The day for the grand "steam car ride" arrived and all the people of the surrounding country turned out to see the sight. The governor and distinguished guests were on hand and after the cars were filled with passengers, the "Elkhorn" with a full head of steam moved off like a thing of life to the astonish-ment of the assembled multitude. After running to Graham and back, the governor and party took carriages for the city, where they partook of the banquet awaiting them. There was more noise and excitement made over the seventeen mile ride than there would be now over a trip to California in a balloon. During the trip one of the guests remarked that they had actually attained a speed of eight miles per hour and he really believed that some day they would be able to make fifteen miles per hour.

The borrowed locomotive was returned to Louisville and safely delivered to the Louisville & Portland Railroad Company. The expense of bringing it to Madison and returning it again amounted to $1,052. This stroke of enterprise was commended by the entire State and was heralded abroad, but not by telegraph as such a thing was unknown in those days.

After the loss of the first locomotive, a duplicate order was sent to Baldwin & Company and the first locomotive owned by the Madison & Indianapolis Railroad Company arrived safely in Madison the first week in March, 1839, and on the sixteenth of that month, a trial trip was made over the finished portion of the road. From November 29, 1838, until the arrival of the first locomotive in March, 1839, the construction train was operated by horses, one passenger car passing over the road daily. The road was formally opened for public traffic, April 1, 1839, as far as Graham. While John Brough was president of the Madison and Indianapolis Railroad Company, he spent over $100,000.00 of the company's money trying to get a charter from the State of Illinois for a road to St. Louis, Missouri, but failed. He also attempted to build a road between Madison and North Madison to avoid the steep incline plane and after spending $309,000, the work was abandoned on account of the company being out of funds. The old road bed, tunnels and abutments for bridges can be plainly seen to this day. Brough was a smart man but a poor manager. He induced the directors to purchase two steamboats, the "Alvin Adams" and the "David White," at a cost of $70,000. They proved a bad investment and almost a total loss.
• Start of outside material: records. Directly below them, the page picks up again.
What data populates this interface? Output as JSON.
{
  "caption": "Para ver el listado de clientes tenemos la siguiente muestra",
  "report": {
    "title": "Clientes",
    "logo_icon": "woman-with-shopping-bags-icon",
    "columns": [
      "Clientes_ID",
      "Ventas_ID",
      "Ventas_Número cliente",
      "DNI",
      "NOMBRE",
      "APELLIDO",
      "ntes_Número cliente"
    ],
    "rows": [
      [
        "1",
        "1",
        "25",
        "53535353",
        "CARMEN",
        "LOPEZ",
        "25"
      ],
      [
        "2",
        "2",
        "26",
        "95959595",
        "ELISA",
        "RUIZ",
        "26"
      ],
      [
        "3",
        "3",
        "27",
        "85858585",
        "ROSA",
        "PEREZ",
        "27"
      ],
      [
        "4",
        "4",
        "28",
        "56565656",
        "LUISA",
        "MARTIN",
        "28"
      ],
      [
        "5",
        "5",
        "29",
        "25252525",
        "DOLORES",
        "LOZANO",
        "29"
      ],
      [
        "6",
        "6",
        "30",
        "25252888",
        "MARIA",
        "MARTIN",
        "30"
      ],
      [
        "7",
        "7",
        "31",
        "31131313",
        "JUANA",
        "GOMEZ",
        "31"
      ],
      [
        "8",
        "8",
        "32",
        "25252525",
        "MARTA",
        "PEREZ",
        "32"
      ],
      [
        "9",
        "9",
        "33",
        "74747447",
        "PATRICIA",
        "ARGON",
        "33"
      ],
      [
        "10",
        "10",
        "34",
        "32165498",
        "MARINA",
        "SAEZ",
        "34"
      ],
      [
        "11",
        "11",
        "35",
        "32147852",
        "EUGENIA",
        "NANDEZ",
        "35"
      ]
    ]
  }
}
The first freight depot owned by the company was an old pork house at Madison, purchased in 1849 from a man named Flint, and cost, including repairs, $8,416.09. The passenger station was built in 1850 at a cost of $4,094.32. It had a cupola and bell which was rung for five minutes one-half hour before the departure of each train. The ringing of this bell was continued until 1888, when it was cracked. The company tried to discontinue the old-time practice of ringing the half-hour bell several times, but the old residents protested to such an extent that it was continued as long as the bell lasted.

Things were run pretty loose on the road in those early days, and no check was kept on any of the employees handling the company's funds. The favored ones remitted what and when they pleased. Previous to the use of tickets on trains, the conductor would fill out a blank with name of passenger, starting and stopping point and amount of fare collected. This was sent to the president, who kept the record in his office. Madison was the second pork-packing city in the west and the road did a big business hauling hogs during the winter months. In the year 1852 they handled 124,000 hogs.